Members of the family that owns OxyContin maker Purdue Pharma won’t contribute billions of dollars to a legal settlement unless they get off the hook for all current and future lawsuits over the company’s activities, one of them told a court Tuesday in a rare public appearance, the Associated Press reported. David Sackler, grandson of one of the brothers who nearly 70 years ago bought the company that later became Purdue, testified at a hearing in federal bankruptcy court in White Plains, New York, that without those protections, “I believe we would litigate the claims to their final outcomes.” “We need a release that’s sufficient to get our goals accomplished,” Sackler said in response to questions from a lawyer for the U.S. bankruptcy trustee. “If the release fails to do that, we will not support it.” That’s the heart of argument over the settlement plans of the family and the company, based in Stamford, Conn. Two offices of the U.S. Justice Department, nine states and the District of Columbia are objecting to the company’s settlement plan largely because it would grant legal protection to members of the wealthy Sackler family even though none of them are declaring bankruptcy themselves.

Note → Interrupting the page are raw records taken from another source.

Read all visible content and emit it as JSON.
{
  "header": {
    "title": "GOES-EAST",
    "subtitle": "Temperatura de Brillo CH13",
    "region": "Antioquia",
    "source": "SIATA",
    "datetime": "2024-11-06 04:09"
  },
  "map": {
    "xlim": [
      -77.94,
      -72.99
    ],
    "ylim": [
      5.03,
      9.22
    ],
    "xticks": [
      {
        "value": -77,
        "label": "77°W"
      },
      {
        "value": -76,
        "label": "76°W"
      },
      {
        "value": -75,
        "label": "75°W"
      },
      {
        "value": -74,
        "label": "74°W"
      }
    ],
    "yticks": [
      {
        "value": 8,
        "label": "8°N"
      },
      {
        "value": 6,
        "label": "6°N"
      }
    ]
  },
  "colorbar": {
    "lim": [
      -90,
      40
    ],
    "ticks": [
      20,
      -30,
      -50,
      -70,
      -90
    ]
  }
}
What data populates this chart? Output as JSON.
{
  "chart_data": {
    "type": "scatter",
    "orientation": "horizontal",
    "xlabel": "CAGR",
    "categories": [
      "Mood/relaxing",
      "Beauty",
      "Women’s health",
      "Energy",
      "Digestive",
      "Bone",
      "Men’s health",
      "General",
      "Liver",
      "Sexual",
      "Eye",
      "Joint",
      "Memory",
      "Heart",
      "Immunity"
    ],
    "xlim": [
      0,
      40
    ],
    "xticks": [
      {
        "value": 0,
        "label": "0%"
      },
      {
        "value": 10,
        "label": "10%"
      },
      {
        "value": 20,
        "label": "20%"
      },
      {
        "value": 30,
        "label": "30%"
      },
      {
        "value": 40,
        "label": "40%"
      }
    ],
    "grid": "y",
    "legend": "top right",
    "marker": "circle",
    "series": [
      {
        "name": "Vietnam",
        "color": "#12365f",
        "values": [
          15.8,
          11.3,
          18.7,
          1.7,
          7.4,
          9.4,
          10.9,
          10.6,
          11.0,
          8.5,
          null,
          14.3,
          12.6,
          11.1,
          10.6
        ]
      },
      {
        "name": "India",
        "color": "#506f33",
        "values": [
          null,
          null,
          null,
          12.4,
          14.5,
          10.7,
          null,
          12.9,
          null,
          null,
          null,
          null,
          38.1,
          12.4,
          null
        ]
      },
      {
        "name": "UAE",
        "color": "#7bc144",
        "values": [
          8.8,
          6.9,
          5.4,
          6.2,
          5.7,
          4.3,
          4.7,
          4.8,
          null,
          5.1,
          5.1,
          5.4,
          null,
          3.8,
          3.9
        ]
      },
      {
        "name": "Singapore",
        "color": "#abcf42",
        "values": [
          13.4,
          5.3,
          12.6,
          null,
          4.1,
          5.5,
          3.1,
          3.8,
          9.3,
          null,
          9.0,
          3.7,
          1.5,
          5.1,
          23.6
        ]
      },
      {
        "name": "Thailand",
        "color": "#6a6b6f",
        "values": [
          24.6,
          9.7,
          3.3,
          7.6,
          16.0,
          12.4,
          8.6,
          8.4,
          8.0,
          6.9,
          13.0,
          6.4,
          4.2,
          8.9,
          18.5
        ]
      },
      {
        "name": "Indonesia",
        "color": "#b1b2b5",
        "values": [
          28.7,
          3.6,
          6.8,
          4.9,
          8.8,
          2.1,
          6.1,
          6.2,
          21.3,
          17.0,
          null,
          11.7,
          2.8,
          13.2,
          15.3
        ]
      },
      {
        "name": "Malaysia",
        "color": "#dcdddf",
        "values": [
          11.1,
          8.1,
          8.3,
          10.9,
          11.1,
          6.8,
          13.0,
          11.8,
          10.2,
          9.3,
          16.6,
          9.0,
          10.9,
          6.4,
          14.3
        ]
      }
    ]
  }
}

The National Rifle Association hasn’t cleaned up rampant financial and managerial misconduct as it claimed over the past year, illustrating the need for the gun-rights group to be dissolved, New York Attorney General Letitia James said in a court filing, Bloomberg News reported. A failed bid for bankruptcy protection earlier this year exposed the hollowness of the organization’s claim to have corrected the mismanagement, which included lavish spending by its longtime leader Wayne LaPierre and other serious lapses, James said in an amended lawsuit in New York state court. The attorney general said even the bankruptcy judge had cited the “shocking” level of authority LaPierre exercised over the group. James, who sued to dissolve the New York-chartered nonprofit a year ago, said in her new complaint Monday that the NRA’s “evasion of accountability” has “continued unabated.” She said the organization’s leaders intentionally disregarded proper corporate governance, wasted charitable assets, falsely reported improper transactions, and allowed insiders to take advantage of the NRA. Several alleged abuses were highlighted during a bankruptcy trial in Texas federal court, where a judge in May rejected the NRA’s attempt to reorganize as not having been filed in good faith. The court wrote that the NRA’s bankruptcy was part of an inappropriate attempt to avoid James’s lawsuit. The judge also said he was concerned about the “surreptitious manner” in which LaPierre excluded NRA board members and executives from his decision to file for bankruptcy.